While many of your insurance policies will no longer be required after you’ve closed, sold or handed down your business, professional indemnity will remain very relevant – and there’s one particular type of policy you’ll need to consider.
When retirement age arrives, or it’s time to move on to pastures new, you’ll no doubt be glad to escape the burden of responsibility that came with business ownership. But, unfortunately, some of that burden isn’t going to be as easy to shake off as you might think. Despite the fact you’re no longer in business, it’s still possible that legal action could be brought against you for professional advice given to clients in the past, while you were trading.
Take into account the ‘claims-made’ nature of professional indemnity (PI) insurance (i.e. that it only provides protection if your policy is active both at the time the work in question was carried out and the time the claim is made) and the importance of post-trading cover becomes all too clear. Ultimately, if you cancel your PI cover when your business closes, no subsequent claims relating back to that policy period will be covered.
Run-off to the rescue
The specific type of PI policy you’ll need in order to counter this risk is ‘run-off cover’. It’s designed to offer protection against any claims that arise against you after your business has ceased trading or the reins have been handed over to a new owner.
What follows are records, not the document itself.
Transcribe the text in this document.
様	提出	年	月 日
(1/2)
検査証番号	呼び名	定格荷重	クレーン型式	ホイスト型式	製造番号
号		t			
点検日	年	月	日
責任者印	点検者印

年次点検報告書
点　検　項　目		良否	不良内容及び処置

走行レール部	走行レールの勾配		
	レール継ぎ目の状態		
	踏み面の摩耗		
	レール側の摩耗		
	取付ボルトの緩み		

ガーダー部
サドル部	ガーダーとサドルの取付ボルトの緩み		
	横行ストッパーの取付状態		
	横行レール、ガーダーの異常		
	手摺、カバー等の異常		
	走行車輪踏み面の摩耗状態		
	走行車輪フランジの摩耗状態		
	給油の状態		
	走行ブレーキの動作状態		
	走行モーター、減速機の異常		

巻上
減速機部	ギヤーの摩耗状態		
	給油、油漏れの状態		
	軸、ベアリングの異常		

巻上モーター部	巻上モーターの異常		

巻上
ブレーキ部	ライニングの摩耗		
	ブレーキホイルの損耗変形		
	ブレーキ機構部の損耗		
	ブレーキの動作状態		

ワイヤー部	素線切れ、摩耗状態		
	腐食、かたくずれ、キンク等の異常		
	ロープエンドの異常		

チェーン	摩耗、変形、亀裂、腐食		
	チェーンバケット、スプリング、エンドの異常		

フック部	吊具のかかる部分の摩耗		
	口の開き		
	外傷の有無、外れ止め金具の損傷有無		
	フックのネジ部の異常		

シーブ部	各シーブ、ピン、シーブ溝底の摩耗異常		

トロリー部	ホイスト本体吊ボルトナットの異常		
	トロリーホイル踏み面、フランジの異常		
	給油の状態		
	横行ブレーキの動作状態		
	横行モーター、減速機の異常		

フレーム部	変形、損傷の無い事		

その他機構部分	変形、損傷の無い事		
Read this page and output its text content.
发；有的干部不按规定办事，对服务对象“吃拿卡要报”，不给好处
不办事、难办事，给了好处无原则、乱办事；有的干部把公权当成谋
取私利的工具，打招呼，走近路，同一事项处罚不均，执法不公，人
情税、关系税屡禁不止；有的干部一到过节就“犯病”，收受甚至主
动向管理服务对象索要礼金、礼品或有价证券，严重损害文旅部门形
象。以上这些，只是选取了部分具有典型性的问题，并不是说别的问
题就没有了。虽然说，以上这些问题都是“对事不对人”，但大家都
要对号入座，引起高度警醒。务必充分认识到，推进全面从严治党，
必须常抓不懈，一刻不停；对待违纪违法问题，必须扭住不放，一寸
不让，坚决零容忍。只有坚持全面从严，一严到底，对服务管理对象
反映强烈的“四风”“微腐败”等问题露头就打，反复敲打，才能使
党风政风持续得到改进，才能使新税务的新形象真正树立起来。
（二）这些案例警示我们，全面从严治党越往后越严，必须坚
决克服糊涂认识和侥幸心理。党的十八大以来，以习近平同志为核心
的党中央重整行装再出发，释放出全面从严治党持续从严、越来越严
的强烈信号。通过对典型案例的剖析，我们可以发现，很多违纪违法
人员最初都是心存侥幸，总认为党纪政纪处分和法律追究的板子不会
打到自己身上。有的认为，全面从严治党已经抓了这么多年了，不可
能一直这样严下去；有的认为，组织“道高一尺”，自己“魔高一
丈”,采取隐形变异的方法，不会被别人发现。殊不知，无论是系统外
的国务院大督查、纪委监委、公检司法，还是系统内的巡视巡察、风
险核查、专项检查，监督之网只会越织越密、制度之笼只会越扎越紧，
After all, problems with professional advice given or services rendered won’t always come to light immediately – they may only become apparent to the client months or years down the line.
It’s designed to offer protection against any claims that arise against you after your business has ceased trading
Providing indemnity to cover the cost of defending a claim and reimbursing any losses if the claim is upheld, run-off cover is available to limited companies and partnerships, including LLPs or sole traders. It covers the former business owner or partners as well as directors and staff insured under the policy.
If you’ve sold or handed down your business, the new owner will be tasked with maintaining its PI cover. You may find that he or she is willing to take on the responsibility for past business liabilities too, in which case there’s no need for you to arrange your own cover. This can often be the case with limited companies, which may automatically assume the liability. In all cases, it is important to check that this condition is clearly stated in your sale agreement!
However, if the new owner is not prepared to do this, if you would prefer to manage your own liabilities, or if you’re closing down the business completely, then you’ll need to discuss run-off cover with your insurer – or with an independent insurance adviser, who’ll be able to discuss your needs in detail and identify the right policy for you, at the best price.
How long you’ll need this cover for is open to debate, and depends somewhat on your individual circumstances and risk profile. However, the good news is that you should see your premiums decrease over time as the likelihood of legal action diminishes.
A weight off your shoulders
If you’re a member of a professional association (RICS for surveyors and ACCA for accountants, for instance), you may find that run-off cover is in fact a regulatory requirement. But regardless of whether it’s mandatory or optional for your business, continuing your PI cover with a run-off policy can offer invaluable protection against the potentially crippling effects of any future claims that may arise.
You may find that run-off cover is in fact a regulatory requirement
After all, who wants to spend their next role or long-awaited retirement worrying about skeletons unexpectedly bursting out of the closet?